Eine der schillerndsten Persönlichkeiten der NRW-Wirtschaft
Friedrich Göbel ist sicherlich eine der schillerndsten Persönlichkeiten der NRW-Wirtschaft. Der gelernte Banker war für die Dortmunder Süßwarenfabrik van Netten tätig, gehörte zu den Mitbegründern von Immobilienscout.de und war Vorstand beim Wertpapierhändler Viscardi. Bekannt wurde der gebürtige Remscheider aber erst, als er im Jahr 2014 Geschäftsführer der Modekette Sinn wurde und der traditionsreichen Modekette mit ihrer wechselvollen Geschichte unter den Dächern der Konzerne Karstadt und Wöhrl ihre Bedeutung zurückgab.
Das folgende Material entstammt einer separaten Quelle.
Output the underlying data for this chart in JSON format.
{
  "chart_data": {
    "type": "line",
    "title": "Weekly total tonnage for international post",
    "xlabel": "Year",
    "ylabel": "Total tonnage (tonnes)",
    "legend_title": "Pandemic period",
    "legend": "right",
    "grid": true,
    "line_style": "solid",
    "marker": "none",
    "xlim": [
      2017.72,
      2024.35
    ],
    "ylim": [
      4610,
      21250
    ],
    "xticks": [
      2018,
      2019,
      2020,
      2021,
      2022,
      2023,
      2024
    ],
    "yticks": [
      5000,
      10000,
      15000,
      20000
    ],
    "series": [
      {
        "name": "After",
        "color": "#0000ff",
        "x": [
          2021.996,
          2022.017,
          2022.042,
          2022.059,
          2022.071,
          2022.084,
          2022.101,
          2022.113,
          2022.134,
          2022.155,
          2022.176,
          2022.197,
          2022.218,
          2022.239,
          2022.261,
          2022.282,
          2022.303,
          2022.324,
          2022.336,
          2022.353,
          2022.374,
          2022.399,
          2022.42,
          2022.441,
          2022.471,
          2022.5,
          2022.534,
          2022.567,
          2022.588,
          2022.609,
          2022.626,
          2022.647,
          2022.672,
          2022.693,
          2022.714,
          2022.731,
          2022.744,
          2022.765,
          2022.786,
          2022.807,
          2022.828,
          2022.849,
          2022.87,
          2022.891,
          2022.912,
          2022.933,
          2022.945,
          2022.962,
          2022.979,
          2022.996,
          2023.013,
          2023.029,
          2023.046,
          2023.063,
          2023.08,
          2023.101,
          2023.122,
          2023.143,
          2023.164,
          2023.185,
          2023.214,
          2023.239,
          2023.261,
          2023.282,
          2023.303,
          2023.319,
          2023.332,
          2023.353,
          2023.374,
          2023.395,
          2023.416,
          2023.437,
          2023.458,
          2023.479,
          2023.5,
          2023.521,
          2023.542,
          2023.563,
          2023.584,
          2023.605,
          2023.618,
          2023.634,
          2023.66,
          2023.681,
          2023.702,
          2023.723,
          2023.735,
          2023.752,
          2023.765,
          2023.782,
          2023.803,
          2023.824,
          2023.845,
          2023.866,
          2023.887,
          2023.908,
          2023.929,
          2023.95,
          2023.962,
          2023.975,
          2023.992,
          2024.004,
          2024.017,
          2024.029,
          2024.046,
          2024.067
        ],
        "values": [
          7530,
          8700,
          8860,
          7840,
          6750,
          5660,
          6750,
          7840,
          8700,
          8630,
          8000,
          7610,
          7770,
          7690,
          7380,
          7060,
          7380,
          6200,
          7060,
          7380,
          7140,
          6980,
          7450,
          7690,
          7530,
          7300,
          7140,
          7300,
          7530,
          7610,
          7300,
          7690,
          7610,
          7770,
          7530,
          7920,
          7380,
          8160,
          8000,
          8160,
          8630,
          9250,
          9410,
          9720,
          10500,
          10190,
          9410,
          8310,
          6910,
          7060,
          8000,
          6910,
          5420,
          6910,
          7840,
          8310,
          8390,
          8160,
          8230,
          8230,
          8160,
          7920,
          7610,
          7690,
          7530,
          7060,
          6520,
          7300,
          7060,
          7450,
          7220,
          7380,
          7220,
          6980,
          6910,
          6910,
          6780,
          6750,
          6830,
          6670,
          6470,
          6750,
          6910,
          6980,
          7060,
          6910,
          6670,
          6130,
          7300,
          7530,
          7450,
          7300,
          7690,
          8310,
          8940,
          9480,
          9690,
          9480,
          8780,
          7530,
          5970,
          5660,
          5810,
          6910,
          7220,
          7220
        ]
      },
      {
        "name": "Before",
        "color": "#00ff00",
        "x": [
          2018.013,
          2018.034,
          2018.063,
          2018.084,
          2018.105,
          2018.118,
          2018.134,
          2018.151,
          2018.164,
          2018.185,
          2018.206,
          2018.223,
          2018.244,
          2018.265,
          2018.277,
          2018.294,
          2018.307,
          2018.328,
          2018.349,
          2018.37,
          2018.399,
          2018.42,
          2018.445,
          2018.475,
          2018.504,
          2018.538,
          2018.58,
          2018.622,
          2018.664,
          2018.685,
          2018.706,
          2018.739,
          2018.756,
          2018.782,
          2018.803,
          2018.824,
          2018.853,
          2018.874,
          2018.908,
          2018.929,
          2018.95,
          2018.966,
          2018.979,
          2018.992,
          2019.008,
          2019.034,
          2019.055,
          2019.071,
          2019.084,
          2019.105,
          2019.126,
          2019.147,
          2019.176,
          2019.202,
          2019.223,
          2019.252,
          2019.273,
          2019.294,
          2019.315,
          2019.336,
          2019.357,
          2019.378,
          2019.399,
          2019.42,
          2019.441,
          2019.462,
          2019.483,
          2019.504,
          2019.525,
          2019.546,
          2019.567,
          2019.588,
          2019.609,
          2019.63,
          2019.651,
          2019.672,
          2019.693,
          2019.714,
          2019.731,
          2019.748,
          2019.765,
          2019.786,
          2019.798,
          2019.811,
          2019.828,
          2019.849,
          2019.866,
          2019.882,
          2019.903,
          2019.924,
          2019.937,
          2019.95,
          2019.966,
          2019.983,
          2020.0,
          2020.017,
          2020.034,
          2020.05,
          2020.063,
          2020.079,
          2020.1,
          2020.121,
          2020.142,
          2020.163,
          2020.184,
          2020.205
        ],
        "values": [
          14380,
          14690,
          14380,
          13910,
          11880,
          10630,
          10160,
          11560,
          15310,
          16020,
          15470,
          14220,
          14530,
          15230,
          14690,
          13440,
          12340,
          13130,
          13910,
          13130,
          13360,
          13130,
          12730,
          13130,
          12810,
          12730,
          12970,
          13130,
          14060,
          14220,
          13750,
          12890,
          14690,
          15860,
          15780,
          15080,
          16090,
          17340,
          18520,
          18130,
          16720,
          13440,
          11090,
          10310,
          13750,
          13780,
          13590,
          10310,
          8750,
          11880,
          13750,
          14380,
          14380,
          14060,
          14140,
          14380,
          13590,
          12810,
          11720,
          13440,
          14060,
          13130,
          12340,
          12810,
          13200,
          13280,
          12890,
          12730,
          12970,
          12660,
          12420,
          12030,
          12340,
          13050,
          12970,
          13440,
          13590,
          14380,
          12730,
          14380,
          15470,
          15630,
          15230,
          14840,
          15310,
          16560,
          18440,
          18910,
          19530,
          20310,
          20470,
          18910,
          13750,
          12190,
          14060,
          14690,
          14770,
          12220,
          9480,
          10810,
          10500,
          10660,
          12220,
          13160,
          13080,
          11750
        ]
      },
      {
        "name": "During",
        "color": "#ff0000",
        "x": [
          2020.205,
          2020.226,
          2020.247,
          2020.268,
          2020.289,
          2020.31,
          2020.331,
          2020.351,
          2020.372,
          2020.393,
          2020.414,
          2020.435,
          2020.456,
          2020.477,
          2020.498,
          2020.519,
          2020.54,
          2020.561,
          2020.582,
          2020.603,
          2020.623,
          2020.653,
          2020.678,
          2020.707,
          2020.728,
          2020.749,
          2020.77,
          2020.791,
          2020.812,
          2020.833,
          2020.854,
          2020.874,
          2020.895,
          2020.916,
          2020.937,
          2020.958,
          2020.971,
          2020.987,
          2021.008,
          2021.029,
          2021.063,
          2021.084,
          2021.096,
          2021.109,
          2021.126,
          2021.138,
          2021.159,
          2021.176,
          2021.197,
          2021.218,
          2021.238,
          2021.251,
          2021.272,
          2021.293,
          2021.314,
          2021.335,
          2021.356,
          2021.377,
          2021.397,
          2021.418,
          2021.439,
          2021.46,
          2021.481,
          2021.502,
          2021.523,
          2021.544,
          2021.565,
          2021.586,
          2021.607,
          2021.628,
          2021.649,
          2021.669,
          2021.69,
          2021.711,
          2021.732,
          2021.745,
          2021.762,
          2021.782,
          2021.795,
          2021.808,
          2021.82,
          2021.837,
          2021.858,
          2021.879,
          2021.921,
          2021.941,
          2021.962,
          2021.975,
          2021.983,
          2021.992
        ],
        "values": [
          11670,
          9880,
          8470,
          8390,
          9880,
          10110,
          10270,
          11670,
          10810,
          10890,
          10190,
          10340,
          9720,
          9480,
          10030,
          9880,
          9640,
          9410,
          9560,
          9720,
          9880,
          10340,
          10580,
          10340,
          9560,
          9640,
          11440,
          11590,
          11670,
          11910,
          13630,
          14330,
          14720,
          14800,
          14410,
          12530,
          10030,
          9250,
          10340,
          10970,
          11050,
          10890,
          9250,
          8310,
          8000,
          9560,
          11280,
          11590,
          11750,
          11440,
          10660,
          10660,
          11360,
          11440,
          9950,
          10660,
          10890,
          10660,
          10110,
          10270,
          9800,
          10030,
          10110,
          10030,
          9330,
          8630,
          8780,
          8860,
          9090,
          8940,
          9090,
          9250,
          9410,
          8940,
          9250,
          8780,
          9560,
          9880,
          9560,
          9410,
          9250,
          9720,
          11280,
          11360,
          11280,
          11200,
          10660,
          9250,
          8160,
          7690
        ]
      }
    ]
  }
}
Nach seinem Rauswurf bei Sinn in Hagen kam Göbel schnell wieder auf die Beine: In Dortmund gründete er die TEH-Textilhandel und eröffnete in zunächst sieben leerstehenden Kaufhäusern seine neue Modekette „aachener“. Doch der heute 60-Jährige wollte mehr. Mit seiner Ankündigung, bis zu 25 Galeria-Standorte zu übernehmen, machte er bundesweit Schlagzeilen. Aber Göbel hielt Wort – zumindest teilweise. Im Dortmunder Kaufhof eröffnete aachener im Sommer das Sport-Outlet. Hinzu kamen die ehemaligen Galeria-Standorte Coburg, Cottbus, Leverkusen, Frankfurt-Zeil, Frankencenter Nürnberg und Saarbrücken, wo Warenhäuser mit Shop-in-Shop-Lösungen geplant sind.
Info: Gehalt viel zu niedrig angegeben
- Im aktuellen Verfahren, in dem Göbel fehlte, soll es laut Amtsgericht Hagen darum gehen, dass der Unternehmer in einer Vermögensoffenlegung falsche Angaben gemacht haben soll.
- Er soll sein monatliches Einkommen als Chef der Hagener Textilhauskette Sinn um 1000 Euro zu niedrig angegeben haben.
- Außerdem soll er den Verkauf einer Immobilie in Kitzbühel in Tirol im August 2018 an seine damalige Frau verschwiegen haben. Wert laut Gericht: rund 4,7 Millionen Euro.